The Loop Game: Quality Assessment and Optimization for Low-Light Image Enhancement
Danni Huang, Lingyu Zhu, Zihao Lin, Hanwei Zhu, Shiqi Wang, Baoliang Chen
TL;DR
The paper tackles the gap between low-light image enhancement and perceptual quality by arguing that fidelity alone does not capture human visual satisfaction. It proposes a loop-closure framework and the QUOTE-LOL dataset, including a NR-IQA model based on deep feature statistics to guide enhancement via perceptual feedback. A fidelity-quality joint loss, $L = L_f + \lambda_5 L_q$, drives optimization of an EDSR backbone while the IQA model is iteratively refined through the loop, enabling continual improvement for up to 10 iterations. Experiments on QUOTE-LOL and LOL-derived data show substantial perceptual gains and evidence of generalization in unsupervised settings, highlighting the practical impact of integrating assessment and enhancement for low-light imaging.
Abstract
There is an increasing consensus that the design and optimization of low light image enhancement methods need to be fully driven by perceptual quality.
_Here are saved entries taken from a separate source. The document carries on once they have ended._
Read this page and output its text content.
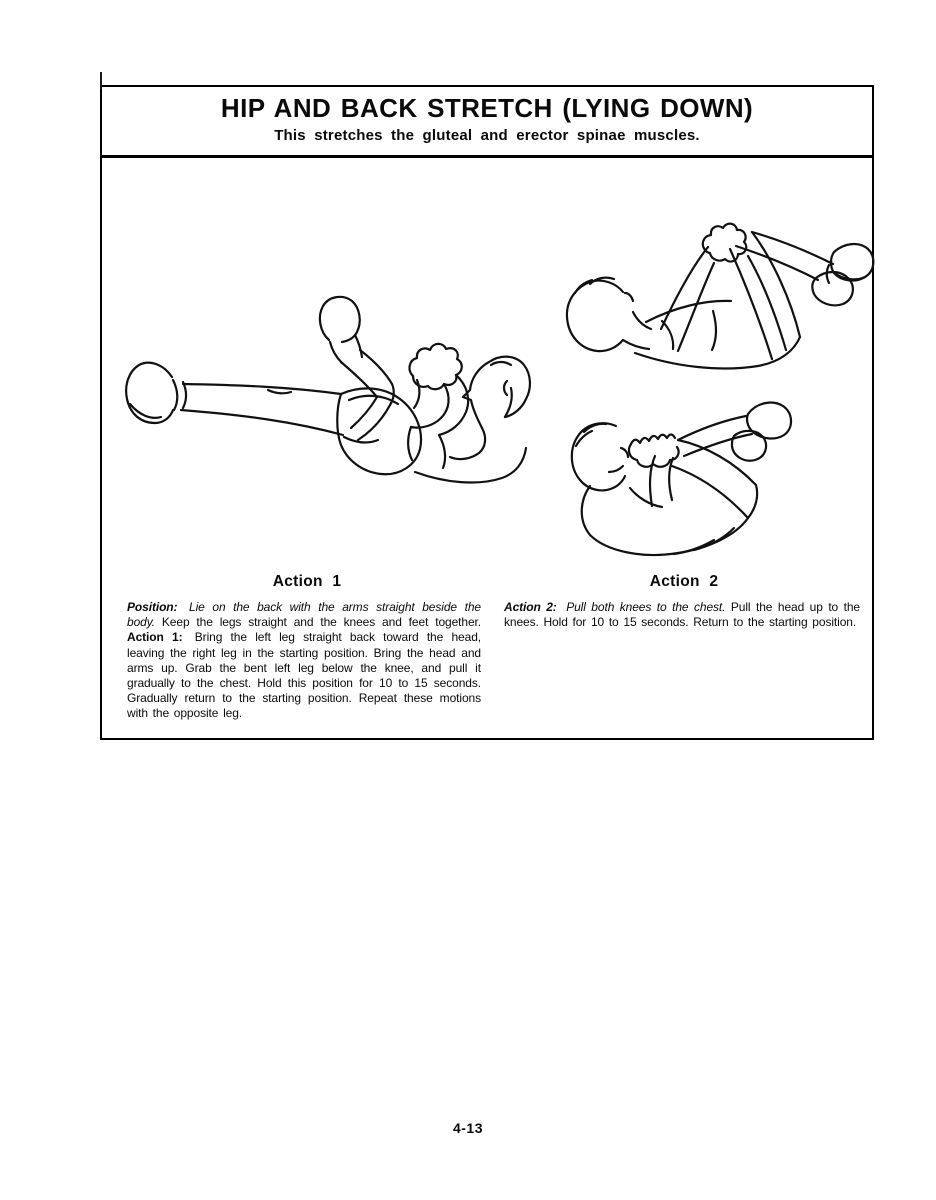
HIP AND BACK STRETCH (LYING DOWN)
This stretches the gluteal and erector spinae muscles.
Action 1	Action 2

Position: Lie on the back with the arms straight beside the body. Keep the legs straight and the knees and feet together.

Action 1: Bring the left leg straight back toward the head, leaving the right leg in the starting position. Bring the head and arms up. Grab the bent left leg below the knee, and pull it gradually to the chest. Hold this position for 10 to 15 seconds. Gradually return to the starting position. Repeat these motions with the opposite leg.

Action 2: Pull both knees to the chest. Pull the head up to the knees. Hold for 10 to 15 seconds. Return to the starting position.

4-13
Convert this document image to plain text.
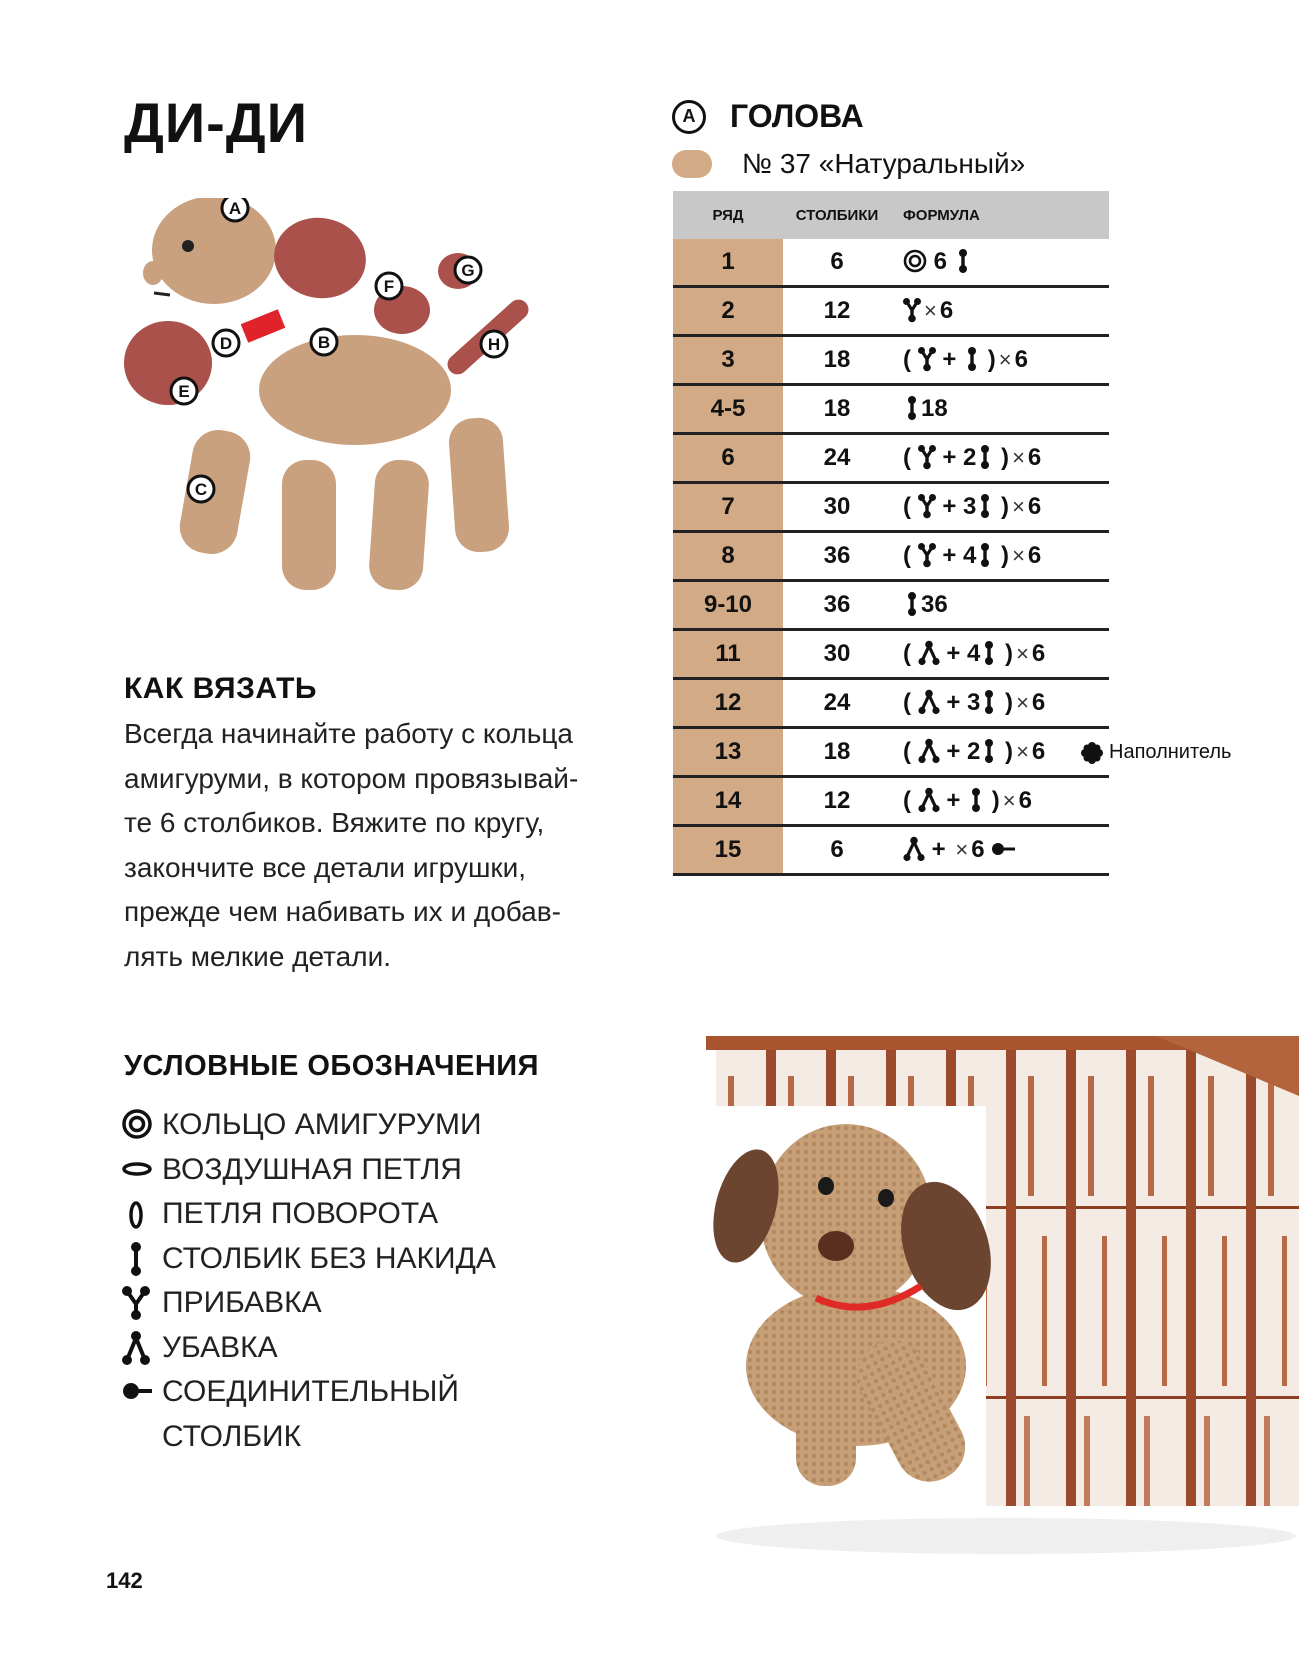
ДИ-ДИ
A
B
C
D
E
F
G
H
КАК ВЯЗАТЬ
Всегда начинайте работу с кольца
амигуруми, в котором провязывай-
те 6 столбиков. Вяжите по кругу,
закончите все детали игрушки,
прежде чем набивать их и добав-
лять мелкие детали.
УСЛОВНЫЕ ОБОЗНАЧЕНИЯ
КОЛЬЦО АМИГУРУМИ
ВОЗДУШНАЯ ПЕТЛЯ
ПЕТЛЯ ПОВОРОТА
СТОЛБИК БЕЗ НАКИДА
ПРИБАВКА
УБАВКА
СОЕДИНИТЕЛЬНЫЙ
СТОЛБИК
142
A	ГОЛОВА
№ 37 «Натуральный»
РЯД	СТОЛБИКИ	ФОРМУЛА
1	6	6
2	12	× 6
3	18	(  +  ) × 6
4-5	18	18
6	24	(  + 2 ) × 6
7	30	(  + 3 ) × 6
8	36	(  + 4 ) × 6
9-10	36	36
11	30	(  + 4 ) × 6
12	24	(  + 3 ) × 6
13	18	(  + 2 ) × 6 Наполнитель

14	12	(  +  ) × 6
15	6	+ × 6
With numerous approaches proposed to enhance low-light images, much less work has been dedicated to quality assessment and quality optimization of low-light enhancement. In this paper, to close the gap between enhancement and assessment, we propose a loop enhancement framework that produces a clear picture of how the enhancement of low-light images could be optimized towards better visual quality. In particular, we create a large-scale database for QUality assessment Of The Enhanced LOw-Light Image (QUOTE-LOL), which serves as the foundation in studying and developing objective quality assessment measures. The objective quality assessment measure plays a critical bridging role between visual quality and enhancement and is further incorporated in the optimization in learning the enhancement model towards perceptual optimally. Finally, we iteratively perform the enhancement and optimization tasks, enhancing the low-light images continuously. The superiority of the proposed scheme is validated based on various low-light scenes.